The most obvious move in the NFL this offseason was the Ravens signing a new wide receiver (or three). It was less obvious why the team decided to commit so much money to former Redskins receiver Ryan Grant.

Grant has long been beloved by his coaches and teammates, but the results have never been there on game day. He has some potential to improve if given a larger role in a team's offense, which he likely would have had in Baltimore, but it never made much sense to offer him a 4-year contract worth nearly 30 million, with $14.5 million guaranteed.

Thankfully for fans who were uninspired by the reported agreement, Grant was unable to pass his physical and will not be joining the team.


At a press conference Friday morning, GM Ozzie Newsome called the void a "medical decision" that Newsome had no control over. 

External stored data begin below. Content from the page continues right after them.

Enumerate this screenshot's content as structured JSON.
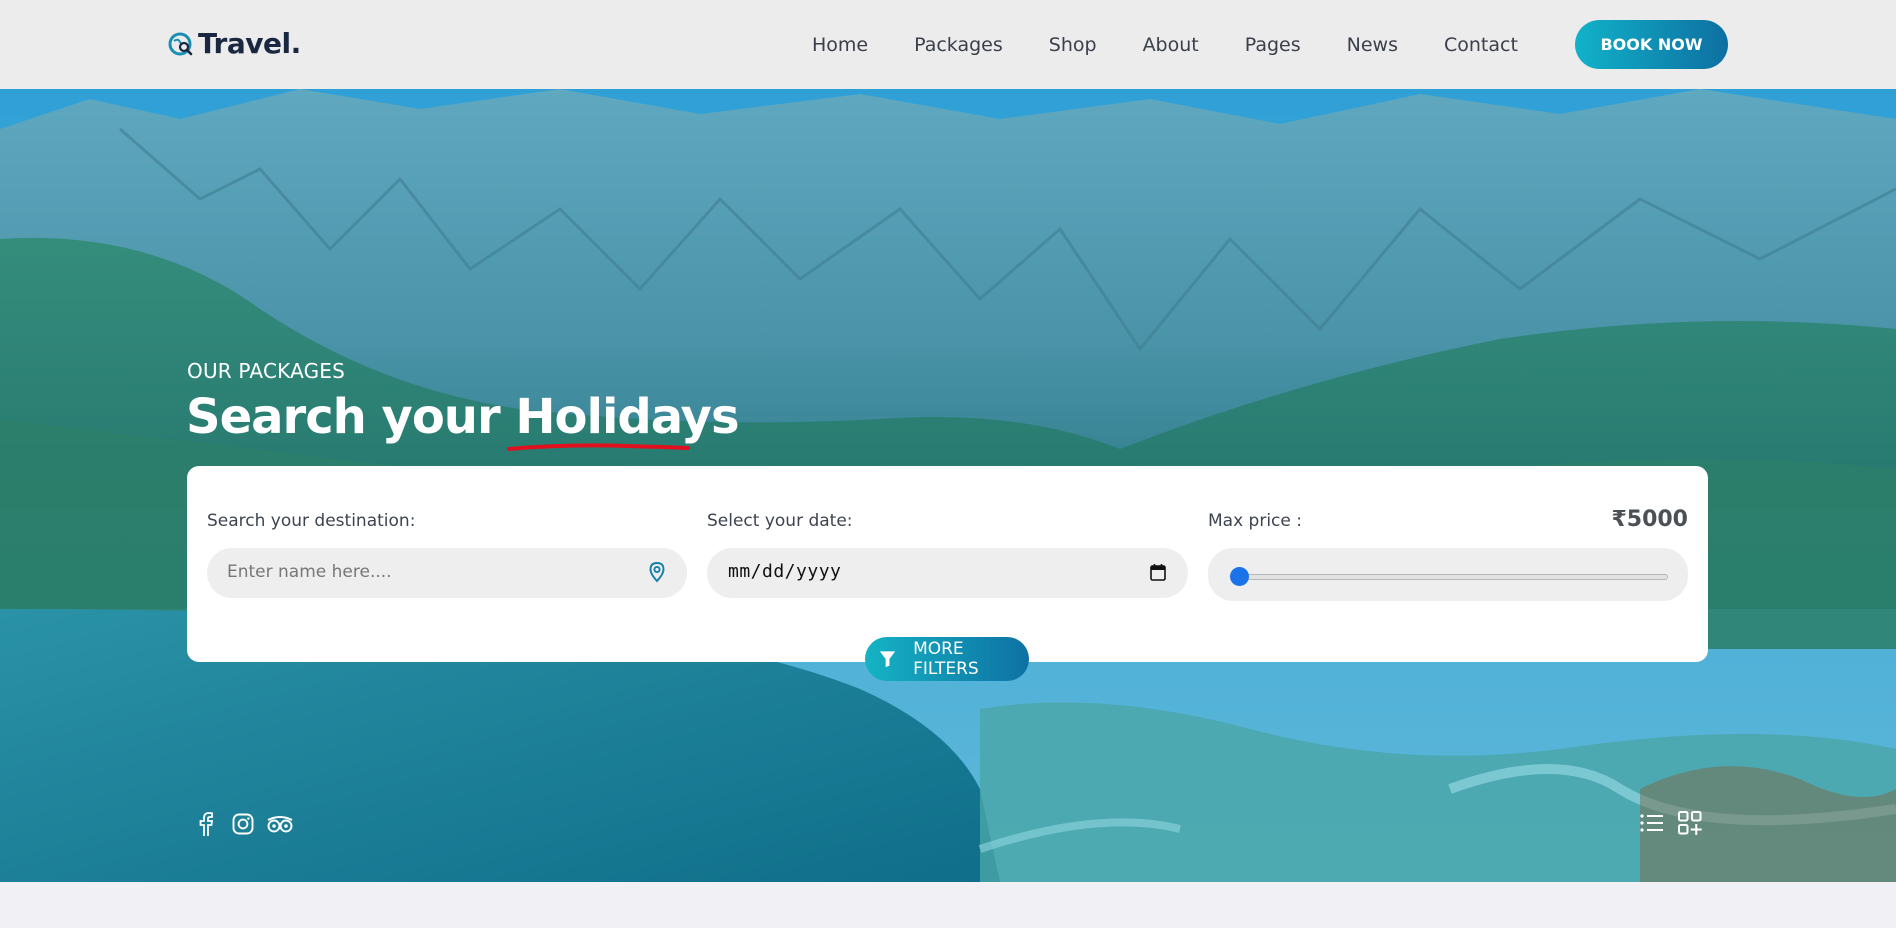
{
  "brand": {
    "name": "Travel."
  },
  "nav": {
    "items": [
      "Home",
      "Packages",
      "Shop",
      "About",
      "Pages",
      "News",
      "Contact"
    ],
    "cta": "BOOK NOW"
  },
  "hero": {
    "eyebrow": "OUR PACKAGES",
    "title_plain": "Search your ",
    "title_highlight": "Holidays"
  },
  "search": {
    "destination": {
      "label": "Search your destination:",
      "placeholder": "Enter name here...."
    },
    "date": {
      "label": "Select your date:",
      "value": "mm/dd/yyyy"
    },
    "price": {
      "label": "Max price :",
      "value": "₹5000",
      "slider_fraction": 0
    },
    "more_filters": "MORE FILTERS"
  },
  "social_icons": [
    "facebook-icon",
    "instagram-icon",
    "tripadvisor-icon"
  ],
  "view_icons": [
    "list-view-icon",
    "grid-view-icon"
  ],
  "colors": {
    "accent_start": "#11b2c9",
    "accent_end": "#0e6fa1",
    "highlight_underline": "#e0101e",
    "slider": "#1a73e8"
  }
}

NFL insider Ian Rapoport reported that Grant is recovering from a Grade 2 sprained ankle that would need two months rest.

You have to feel for Grant, who by all accounts has worked his tail off for many years just waiting for his chance. It's never easy missing out on nearly $15 million dollars guaranteed, but Grant should be able to find work with another team.

The timing of this news, coming so soon after former Raider Michael Crabtree became available, seemed fishy to some.

At Friday's press conference, Newsome also said the team would have still pursued Crabtree if they signed Grant. 

It's probably not fair to suggest that an NFL franchise would actually so publicly back out of a deal just because another option came along, as any team with that reputation would struggle to attract future free agents. That said, it could end up working out splendidly for the team.

Besides, if all else is equal, shouldn't a team located in Baltimore be going after a guy named CRABtree?